Saturday, January 23, 2010


(this one is a double-entry, double-header)

NYLJ 5/1/07


2. Security arrives as your escort--a pair of beeves in blue and the butthead in the polyester jacket--and if you think anyone is going to help you carry out your own banker's box of personal possessions, you'd best not wait for the offer. Good thing you left the luggage caddy behind the door; aren't bungee cords marvelous things? Then, it's time to take that final walk, don’t look left or right and forget about any bridges. Those not burned outright to charred planks and smoldering stanchion wouldn’t support much more than temping on the q.t., and under the table. If anyone does cross your path, don't single them out for goodbyes, unless you want to put them on the slow track, if not for a similar exit.

Later, they would paint this passage in a different light, as if you were looking for one more bit of evidence, blackmail, forgotten photocopy discarded in the recycling bin...leverage. Later, they would ask: did you take the memos and leak secrets or was it merely common knowledge, arranged in a provocative manner? And you could get the opportunity to ask for clarification: What do you mean by provocative, like a flash of lace at the edge of her skirt or that extra button undone on his shirt?

Funny, isn’t it, how the default reference is always best? Breeder flirting must always take precedence over queer. We always have to deal with innuendo over contact, and context, or the potential stare. That way, if it goes the wrong way, at least you have some maneuvering room—like Oh? Well! And other such CYA options. Why are women flattered when other women come onto them and men grow deadly? All it means is: I find you attractive. Not: Do you find me attractive?

Pass the partner’s office with a wide berth, as if to say: Don’t let me accidentally pick up a vibe! Please! As if that was a classified document purloined from the central vault. Like it wasn’t sitting in the copier trash bin when I came through? Perhaps the pro se was the wrong way to go; a fool for a client, right. Another eye would've told you the complaint overshot the mark. Alright, ok--and then you could've shot back--But no less than the Answer with counterclaim! And then you'd be here anyways...

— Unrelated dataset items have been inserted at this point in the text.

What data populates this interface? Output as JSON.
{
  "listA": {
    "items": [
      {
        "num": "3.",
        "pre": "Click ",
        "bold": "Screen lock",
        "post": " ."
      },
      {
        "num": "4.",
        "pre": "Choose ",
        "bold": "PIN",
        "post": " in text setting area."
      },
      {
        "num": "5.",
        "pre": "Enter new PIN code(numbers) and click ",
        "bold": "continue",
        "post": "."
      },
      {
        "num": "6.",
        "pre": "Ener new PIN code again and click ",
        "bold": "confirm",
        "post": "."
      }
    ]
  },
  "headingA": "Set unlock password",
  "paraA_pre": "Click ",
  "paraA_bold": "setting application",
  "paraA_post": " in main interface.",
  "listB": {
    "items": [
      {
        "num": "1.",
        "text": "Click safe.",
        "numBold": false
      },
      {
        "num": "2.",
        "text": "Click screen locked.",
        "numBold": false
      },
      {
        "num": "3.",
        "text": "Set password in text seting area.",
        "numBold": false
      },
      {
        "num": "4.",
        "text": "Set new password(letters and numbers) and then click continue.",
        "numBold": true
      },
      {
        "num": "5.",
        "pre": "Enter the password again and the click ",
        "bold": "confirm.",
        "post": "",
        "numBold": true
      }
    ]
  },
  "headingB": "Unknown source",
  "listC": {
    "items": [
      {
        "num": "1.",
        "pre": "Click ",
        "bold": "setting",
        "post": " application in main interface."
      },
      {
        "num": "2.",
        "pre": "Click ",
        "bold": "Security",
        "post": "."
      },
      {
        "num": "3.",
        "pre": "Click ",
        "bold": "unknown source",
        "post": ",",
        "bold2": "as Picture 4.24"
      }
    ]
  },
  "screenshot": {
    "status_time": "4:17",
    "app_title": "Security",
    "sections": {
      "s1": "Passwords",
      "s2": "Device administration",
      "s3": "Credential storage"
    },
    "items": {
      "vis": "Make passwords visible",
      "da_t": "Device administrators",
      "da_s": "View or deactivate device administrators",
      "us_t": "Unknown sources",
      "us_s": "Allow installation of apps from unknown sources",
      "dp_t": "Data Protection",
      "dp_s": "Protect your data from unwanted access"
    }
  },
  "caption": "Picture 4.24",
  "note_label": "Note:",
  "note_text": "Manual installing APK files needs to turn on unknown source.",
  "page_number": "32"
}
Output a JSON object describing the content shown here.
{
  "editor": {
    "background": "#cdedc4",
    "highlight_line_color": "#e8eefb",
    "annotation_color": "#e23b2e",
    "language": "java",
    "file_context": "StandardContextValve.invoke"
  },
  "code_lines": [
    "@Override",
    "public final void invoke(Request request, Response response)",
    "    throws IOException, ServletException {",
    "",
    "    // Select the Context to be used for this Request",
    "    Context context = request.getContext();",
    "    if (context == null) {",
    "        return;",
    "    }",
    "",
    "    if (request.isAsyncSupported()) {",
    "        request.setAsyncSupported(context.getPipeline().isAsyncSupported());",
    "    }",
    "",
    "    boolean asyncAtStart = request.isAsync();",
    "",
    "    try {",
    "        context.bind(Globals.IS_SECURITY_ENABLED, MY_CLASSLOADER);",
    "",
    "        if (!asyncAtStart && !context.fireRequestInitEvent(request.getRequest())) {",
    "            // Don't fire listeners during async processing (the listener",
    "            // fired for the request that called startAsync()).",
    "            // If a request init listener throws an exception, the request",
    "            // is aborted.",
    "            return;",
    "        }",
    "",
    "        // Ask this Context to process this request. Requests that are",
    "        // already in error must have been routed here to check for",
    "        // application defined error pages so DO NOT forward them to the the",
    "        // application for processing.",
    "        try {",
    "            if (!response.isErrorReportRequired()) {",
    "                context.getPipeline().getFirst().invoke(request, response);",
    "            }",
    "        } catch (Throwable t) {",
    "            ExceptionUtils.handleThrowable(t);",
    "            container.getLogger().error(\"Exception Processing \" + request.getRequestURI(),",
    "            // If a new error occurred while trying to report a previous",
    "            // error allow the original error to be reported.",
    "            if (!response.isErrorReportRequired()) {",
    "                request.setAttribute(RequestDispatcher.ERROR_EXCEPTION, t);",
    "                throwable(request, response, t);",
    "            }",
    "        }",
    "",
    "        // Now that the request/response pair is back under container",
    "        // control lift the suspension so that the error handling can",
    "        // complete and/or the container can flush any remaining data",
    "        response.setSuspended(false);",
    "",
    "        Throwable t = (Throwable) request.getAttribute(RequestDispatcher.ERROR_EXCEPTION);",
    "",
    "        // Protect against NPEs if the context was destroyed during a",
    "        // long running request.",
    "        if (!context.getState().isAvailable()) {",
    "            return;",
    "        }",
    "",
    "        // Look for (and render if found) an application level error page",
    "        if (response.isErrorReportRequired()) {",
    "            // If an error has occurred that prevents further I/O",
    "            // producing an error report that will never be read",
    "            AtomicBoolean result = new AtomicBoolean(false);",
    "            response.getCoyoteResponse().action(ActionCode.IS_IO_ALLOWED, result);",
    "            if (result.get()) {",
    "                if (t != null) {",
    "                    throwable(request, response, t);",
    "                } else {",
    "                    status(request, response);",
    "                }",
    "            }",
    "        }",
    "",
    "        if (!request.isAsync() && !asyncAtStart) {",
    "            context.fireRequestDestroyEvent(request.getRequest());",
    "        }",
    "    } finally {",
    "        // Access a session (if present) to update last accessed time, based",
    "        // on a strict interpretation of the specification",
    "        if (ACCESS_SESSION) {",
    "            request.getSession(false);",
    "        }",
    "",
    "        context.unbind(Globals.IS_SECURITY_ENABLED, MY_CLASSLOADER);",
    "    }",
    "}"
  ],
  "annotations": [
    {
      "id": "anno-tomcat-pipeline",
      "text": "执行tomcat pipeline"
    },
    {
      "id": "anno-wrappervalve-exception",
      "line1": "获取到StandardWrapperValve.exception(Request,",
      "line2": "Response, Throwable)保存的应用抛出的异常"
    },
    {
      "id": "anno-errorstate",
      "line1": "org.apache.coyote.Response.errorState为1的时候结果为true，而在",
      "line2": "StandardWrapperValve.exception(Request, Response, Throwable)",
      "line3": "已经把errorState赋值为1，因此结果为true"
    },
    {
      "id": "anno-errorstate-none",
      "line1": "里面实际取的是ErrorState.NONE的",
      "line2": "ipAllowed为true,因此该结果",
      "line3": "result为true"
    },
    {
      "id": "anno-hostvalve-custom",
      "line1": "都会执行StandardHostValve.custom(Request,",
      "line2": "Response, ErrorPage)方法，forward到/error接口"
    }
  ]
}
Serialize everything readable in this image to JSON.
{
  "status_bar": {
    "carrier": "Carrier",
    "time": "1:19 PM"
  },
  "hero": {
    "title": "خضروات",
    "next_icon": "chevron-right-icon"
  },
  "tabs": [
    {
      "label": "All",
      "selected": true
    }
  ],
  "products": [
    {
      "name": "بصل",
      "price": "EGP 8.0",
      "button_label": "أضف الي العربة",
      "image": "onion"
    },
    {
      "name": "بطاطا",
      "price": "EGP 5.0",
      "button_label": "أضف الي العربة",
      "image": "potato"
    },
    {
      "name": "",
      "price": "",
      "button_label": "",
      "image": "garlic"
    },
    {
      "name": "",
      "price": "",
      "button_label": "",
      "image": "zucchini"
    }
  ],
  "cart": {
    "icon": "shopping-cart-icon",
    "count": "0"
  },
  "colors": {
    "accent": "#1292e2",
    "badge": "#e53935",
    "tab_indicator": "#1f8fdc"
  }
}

Judge Schoenstein was right, however: neither one of us was acting from a contractural position as much as a matrimonial one—locked into our death struggle of hate, no consideration of the welfare of the children, community property or joint tax to speak. You should have seen that including contracts was out of line, just as they should have realized attorney/client privilege and confidentiality can’t be extended to the work place farther than harm to a client’s case or ongoing business interests. And fiduciary? Your duties end when they say your services are no longer required.

NYLJ 5/22/07


1. You appreciate a dismissal without prejudice like a gift of a second chance. Pro Se is the only way to go when you want a fool for a client. A second chance also means a second opinion, and even a third. Get the whole picture, even if you got to get someone who knows how to pry alimony out of a rancorous dispute.

"Just start with a settlement meeting", was the first piece of good advice from the divorce specialist in your barbershop trio, if you like: the amicable splitter, the acting coach, and the Torah thinker. "Right," #2 says, setting the stage for testimony. "It was the ugly results of that head-butting which forced you to destroy your hard-drive," neatly answering their new counterclaim, how sweet. "So then we can add in intimidation and a conspiracy to discredit you to make it all into one grand mishegoss," says your spiritual advisor.

Then you have the weight of the evidence and the lack of evidence to contend with. They can allege all they want you were having a inter-office affair with another associate. "And that only digs the hole deeper,” is the matrimonial perspective. "But without incriminating photos or phone taps, it ain’t even He Said He Said for the partners against the two fehgeleh boys," the rabbi's slight slight being no more than stating the obvious, you guess.

"It’s better than that. When one of the boys gets told he either cops a plea or gets deported back to Mexico, that’s coercion. And when he happens to have been responsible for firing the firm’s ex-attorney, who now has field an affidavit saying no such discussion ever took place and the meeting regarding that destroyed hard drive—" for Mr. Theater, the scene come together.

"Mare’s nest," pipes in the expert in entanglements.

“Meshuggah," affirms the Sage of West End Avenue. "And trafe too."

With a team like this, you could take the highway, Broadway, or the Temple Mount.